There are many insights to be gleaned from the documentary About Baghdad, which the Independent is sponsoring in its Triangle premier next week–the elegance and urbanity of Iraqi culture, the depth of pain endured under the weight of sanctions imposed after the first Gulf War, and that Iraqis are desperate to take hold of their own future. They just want U.S. occupiers to leave so they can have their country back.

One truth stands out: After the unimaginable physical and psychological torture Iraqis endured for decades under Saddam Hussein, the United States had an opportunity to be seen as liberators.

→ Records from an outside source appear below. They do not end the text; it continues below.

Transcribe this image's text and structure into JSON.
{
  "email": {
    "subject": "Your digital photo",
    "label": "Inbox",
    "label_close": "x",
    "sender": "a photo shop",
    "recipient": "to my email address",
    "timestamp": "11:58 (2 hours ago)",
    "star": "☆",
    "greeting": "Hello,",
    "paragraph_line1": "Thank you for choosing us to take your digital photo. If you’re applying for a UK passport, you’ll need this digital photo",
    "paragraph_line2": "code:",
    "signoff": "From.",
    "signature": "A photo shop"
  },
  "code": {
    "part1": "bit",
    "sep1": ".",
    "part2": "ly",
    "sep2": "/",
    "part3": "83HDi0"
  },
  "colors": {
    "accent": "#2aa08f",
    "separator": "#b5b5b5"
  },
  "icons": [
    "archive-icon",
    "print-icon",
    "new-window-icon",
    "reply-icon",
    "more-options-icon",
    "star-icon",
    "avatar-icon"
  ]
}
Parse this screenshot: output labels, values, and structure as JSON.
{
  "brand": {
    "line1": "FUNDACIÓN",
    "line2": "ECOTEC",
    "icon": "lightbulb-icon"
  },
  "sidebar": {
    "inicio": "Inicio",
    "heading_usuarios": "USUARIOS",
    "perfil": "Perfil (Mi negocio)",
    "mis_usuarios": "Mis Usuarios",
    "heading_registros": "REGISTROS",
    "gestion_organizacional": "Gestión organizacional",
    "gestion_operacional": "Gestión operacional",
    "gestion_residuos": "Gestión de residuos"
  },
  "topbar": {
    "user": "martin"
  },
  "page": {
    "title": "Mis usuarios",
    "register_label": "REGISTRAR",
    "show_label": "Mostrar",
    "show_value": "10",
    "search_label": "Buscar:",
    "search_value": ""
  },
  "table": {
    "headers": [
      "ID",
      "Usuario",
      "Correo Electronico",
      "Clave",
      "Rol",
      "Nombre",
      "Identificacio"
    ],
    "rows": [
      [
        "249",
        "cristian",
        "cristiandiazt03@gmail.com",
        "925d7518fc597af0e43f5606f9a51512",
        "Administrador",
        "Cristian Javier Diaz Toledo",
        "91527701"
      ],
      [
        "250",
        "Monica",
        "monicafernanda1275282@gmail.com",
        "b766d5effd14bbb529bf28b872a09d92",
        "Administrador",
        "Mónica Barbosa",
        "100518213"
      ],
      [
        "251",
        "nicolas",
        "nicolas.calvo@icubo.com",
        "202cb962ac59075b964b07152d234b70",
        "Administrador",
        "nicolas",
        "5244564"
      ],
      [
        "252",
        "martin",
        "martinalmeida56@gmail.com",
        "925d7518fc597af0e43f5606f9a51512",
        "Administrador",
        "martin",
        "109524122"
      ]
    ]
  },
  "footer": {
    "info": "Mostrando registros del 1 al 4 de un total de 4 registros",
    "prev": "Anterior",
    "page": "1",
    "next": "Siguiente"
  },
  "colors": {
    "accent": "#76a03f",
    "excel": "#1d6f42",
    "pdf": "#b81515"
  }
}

Instead, we have replaced Saddam in earning the people’s enmity. It’s not a question of whether the U.S. merely lost the opportunity it created after ousting Saddam’s regime. Their feelings are inescapably tied to the way the war was conceived and executed–for our own purposes, and without regard for them.

We can only imagine what these same people think now, a year after the film was shot, when it is soldiers in U.S. uniforms putting electric clamps on prisoners at Abu Ghraib.

We have radiant, resilient and rousing local activist Rania Masri to thank for bringing these voices home. She lives in Raleigh and is a fellow at the Institute for Southern Studies, where she is organizing their campaign against U.S. war profiteering in Iraq. Somehow, in her spare time, she managed to work with eight other filmmakers to make About Baghdad.

Masri was born in Lebanon, lived in Bahrain, went to high school in North Carolina and got her B.S. from N.C. State in 1993, a masters in environmental management from Duke in 1995, and a doctorate in forestry from N.C. State in 2000. But political activism is her passion.

“Politics is part of our life. It is part of all our lives,” she says. “Some of us admit it, and some of us deny it. I come from a family that admits it.”

You can read this week about her work on the film. And information about showings of About Baghdad is in our Act Now calendar.

In a literary cafein Baghdad, a man talks about the who the Iraqi people really are:

“Our reality is much deeper, better and more sublime.” After seeing About Baghdad, you’ll understand.